Total leasing revenue increased $2.1 million, or 18.4%, during the three months ended March 31, 2024, as compared to the same period in 2023. The increase was primarily due to new multi-family leases, as well as other new leases. Total leasing gross margin during the three months ended March 31, 2024 was 51.9%, as compared to 57.0% during the same period in 2023. The decrease in leasing gross margin was primarily due to increased operating costs and lease-up expenses in the current period. As of March 31, 2024, we had net rentable square feet of approximately 1,082,000, of which approximately 1,046,000 square feet were under lease. As of March 31, 2023, we had net rentable square feet of approximately 1,034,000, of which approximately 1,005,000 square feet were under lease. As of March 31, 2024, our consolidated entities had 1,235 multi-family and senior living units completed, of which 1,039 were leased, compared to 952 multi-family and senior living units completed, of which 869 were leased as of March 31, 2023 (excludes 148 multi-family units for the unconsolidated Watersound Fountains Independent Living JV).

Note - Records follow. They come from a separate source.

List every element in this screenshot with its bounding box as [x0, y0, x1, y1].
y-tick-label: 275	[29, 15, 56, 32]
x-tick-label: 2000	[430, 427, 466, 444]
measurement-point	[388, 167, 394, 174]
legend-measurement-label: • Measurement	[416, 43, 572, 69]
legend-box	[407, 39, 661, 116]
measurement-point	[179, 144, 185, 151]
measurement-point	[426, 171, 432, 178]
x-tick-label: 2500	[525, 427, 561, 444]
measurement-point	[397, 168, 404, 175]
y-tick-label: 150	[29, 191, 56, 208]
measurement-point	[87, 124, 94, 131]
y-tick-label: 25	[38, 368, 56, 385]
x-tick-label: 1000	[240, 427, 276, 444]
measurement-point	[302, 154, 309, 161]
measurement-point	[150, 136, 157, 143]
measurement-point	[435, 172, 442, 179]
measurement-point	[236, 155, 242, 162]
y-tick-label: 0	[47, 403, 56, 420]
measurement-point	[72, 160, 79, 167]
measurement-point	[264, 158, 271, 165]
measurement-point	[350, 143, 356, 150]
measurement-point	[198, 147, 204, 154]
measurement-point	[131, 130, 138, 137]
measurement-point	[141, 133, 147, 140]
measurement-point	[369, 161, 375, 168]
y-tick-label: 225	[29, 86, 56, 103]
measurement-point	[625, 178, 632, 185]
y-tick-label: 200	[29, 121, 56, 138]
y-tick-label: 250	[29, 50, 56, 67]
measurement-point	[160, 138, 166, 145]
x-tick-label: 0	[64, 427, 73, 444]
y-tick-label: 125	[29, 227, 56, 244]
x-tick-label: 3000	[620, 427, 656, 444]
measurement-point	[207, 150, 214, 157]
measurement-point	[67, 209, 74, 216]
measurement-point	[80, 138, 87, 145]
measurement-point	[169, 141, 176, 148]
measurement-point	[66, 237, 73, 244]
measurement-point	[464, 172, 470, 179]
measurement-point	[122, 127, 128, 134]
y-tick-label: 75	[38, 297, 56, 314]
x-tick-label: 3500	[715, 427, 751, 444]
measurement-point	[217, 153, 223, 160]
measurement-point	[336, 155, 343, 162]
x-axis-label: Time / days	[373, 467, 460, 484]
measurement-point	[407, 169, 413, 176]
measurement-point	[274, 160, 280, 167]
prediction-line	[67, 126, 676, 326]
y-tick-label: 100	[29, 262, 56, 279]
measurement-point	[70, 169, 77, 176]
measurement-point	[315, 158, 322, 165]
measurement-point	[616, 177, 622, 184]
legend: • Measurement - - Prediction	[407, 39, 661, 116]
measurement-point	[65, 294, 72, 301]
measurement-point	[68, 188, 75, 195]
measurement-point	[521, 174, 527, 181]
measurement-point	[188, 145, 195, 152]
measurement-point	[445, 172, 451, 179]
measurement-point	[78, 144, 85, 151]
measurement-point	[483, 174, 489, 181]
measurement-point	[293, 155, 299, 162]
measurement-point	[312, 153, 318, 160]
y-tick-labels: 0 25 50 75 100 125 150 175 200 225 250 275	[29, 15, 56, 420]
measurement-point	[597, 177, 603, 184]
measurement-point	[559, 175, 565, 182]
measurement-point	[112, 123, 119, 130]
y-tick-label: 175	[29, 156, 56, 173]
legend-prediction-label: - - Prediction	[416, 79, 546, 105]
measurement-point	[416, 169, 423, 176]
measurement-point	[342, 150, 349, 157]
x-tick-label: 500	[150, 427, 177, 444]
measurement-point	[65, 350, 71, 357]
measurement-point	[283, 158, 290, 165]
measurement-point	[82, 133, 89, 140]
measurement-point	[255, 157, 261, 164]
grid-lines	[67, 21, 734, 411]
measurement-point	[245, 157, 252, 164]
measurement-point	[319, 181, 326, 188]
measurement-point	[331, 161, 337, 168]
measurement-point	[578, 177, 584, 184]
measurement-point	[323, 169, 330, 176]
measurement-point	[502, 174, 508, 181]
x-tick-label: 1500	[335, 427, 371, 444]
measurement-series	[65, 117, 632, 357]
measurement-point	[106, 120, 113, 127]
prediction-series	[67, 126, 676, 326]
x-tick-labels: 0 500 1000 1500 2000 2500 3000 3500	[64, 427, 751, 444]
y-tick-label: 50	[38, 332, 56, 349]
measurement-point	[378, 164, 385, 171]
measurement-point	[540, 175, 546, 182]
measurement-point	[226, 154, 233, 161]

We believe the diversity of our commercial segment complements the growth of our residential and hospitality segments. Commercial and forestry real estate revenue can vary depending on the proximity to developed areas and the mix and characteristics of commercial and forestry real estate sold in each period, with varying compositions of retail, office, industrial, timber and other commercial uses. During the three months ended March 31, 2024, we had two commercial and forestry real estate sales of approximately 76 acres for $1.4 million, resulting in a gross margin of approximately 78.6%. During the three months ended March 31, 2023, we had nine commercial and forestry real estate sales of approximately 54 acres for $5.7 million and land improvement services of $0.2 million, together resulting in a gross margin of approximately 44.1%.
Timber revenue decreased $0.5 million, or 29.4%, to $1.2 million during the three months ended March 31, 2024, as compared to $1.7 million during the same period in 2023. The decrease was primarily due to a decrease in tons of wood products sold and prices in the current period. There were 75,000 tons of wood products sold during the three months ended March 31, 2024, as compared to 95,000 tons of wood products sold during the same period in 2023. The average price of wood products sold decreased to $14.83 per ton during the three months ended March 31, 2024, as compared to $16.44 per ton during the same period in 2023. Timber gross margin was 83.3% during the three months ended March 31, 2024, as compared to 88.2% during the same period in 2023. The decrease was primarily due to less tons of wood products sold and lower prices in the current period.
Other operating expenses include salaries and benefits, property taxes, CDD assessments, professional fees, marketing, project administration and other administrative expenses.
The increase of $0.7 million in depreciation, depletion and amortization expense during the three months ended March 31, 2024, as compared to the same period in 2023, was primarily due to new properties placed in service.
Interest expense primarily includes interest incurred from our commercial project financing and CDD debt. The increase of $0.6 million in interest expense during the three months ended March 31, 2024, as compared to the same period in 2023, was primarily due to completion of projects where interest expense is no longer capitalized and the increase in project financing. See Note 9. Debt, Net for additional information.
Equity in loss from unconsolidated joint ventures includes our proportionate share of earnings or losses of unconsolidated JVs accounted for by the equity method. See Note 4. Joint Ventures for additional information.
Liquidity and Capital Resources
As of March 31, 2024, we had cash and cash equivalents of $89.8 million, compared to $86.1 million as of December 31, 2023.
We believe that our current cash position, financing arrangements and cash generated from operations will provide us with sufficient liquidity to satisfy our anticipated working capital needs, expected capital expenditures, principal and interest payments on our long-term debt, capital contributions to JVs, Latitude JV Note commitment, authorized stock repurchases and authorized dividends for the next twelve months.